Unfortunately, as I mentioned earlier, Dylan has since expressed reservations about Time Out of Mind‘s sound, and he has opted to produce his subsequent albums himself under the pseudonym Jack Frost. And that’s too bad, since I love the sound of Time Out of Mind, but on the other hand, it makes this album special, which I love. I first heard “Cold Irons Bound” during the unconventional 2007 Dylan biopic I’m Not There, and I remember thinking, “This is Bob Dylan?” The characteristics of it were like nothing I had ever heard from him: the moody atmosphere, the trippy bass riff, the ragged guitars, that raw and vulnerable voice. And the lyrics were so harsh, in this kind of self-deprecating way that’s utterly humorless. And yet there’s something life-affirming about the song at the same time, in a weird way. Pain and anguish permeate every inch of Dylan’s performances on Time Out of Mind, accentuated by razor-sharp guitar rock and haunting psychedelia.

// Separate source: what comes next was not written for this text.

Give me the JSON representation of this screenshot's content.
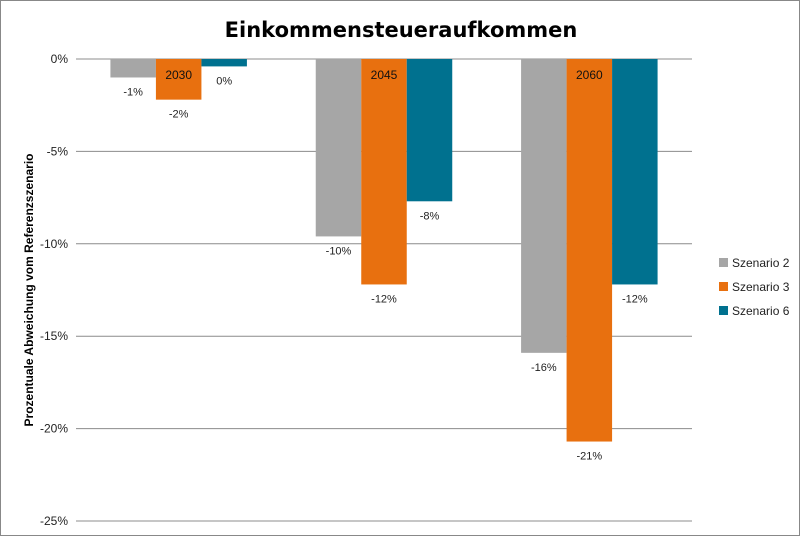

More recently, I was listening to Adele’s debut album 19 and came across her cover of “Make You Feel My Love.” I couldn’t believe how beautiful that song was, and Dylan’s original is pretty astonishing, too. It’s hard to believe it was written in 1997, since it’s quite timeless. I think it took me so long to get into Time Out of Mind because it’s actually a double album. At least, it was conceived as one — the vinyl release contained two discs, the CD just one. It clocks in at over 70 minutes, which is much longer than a traditional album in the CD era. At any rate, this is an unwieldy beast, and it took me many, many listens to learn all the ins and outs. But trust me on this: every single one of these songs is a stunner, worthy of listen after listen. The jagged production has a lot of layers to it, and this is the master at the top of his game. What’s not to love?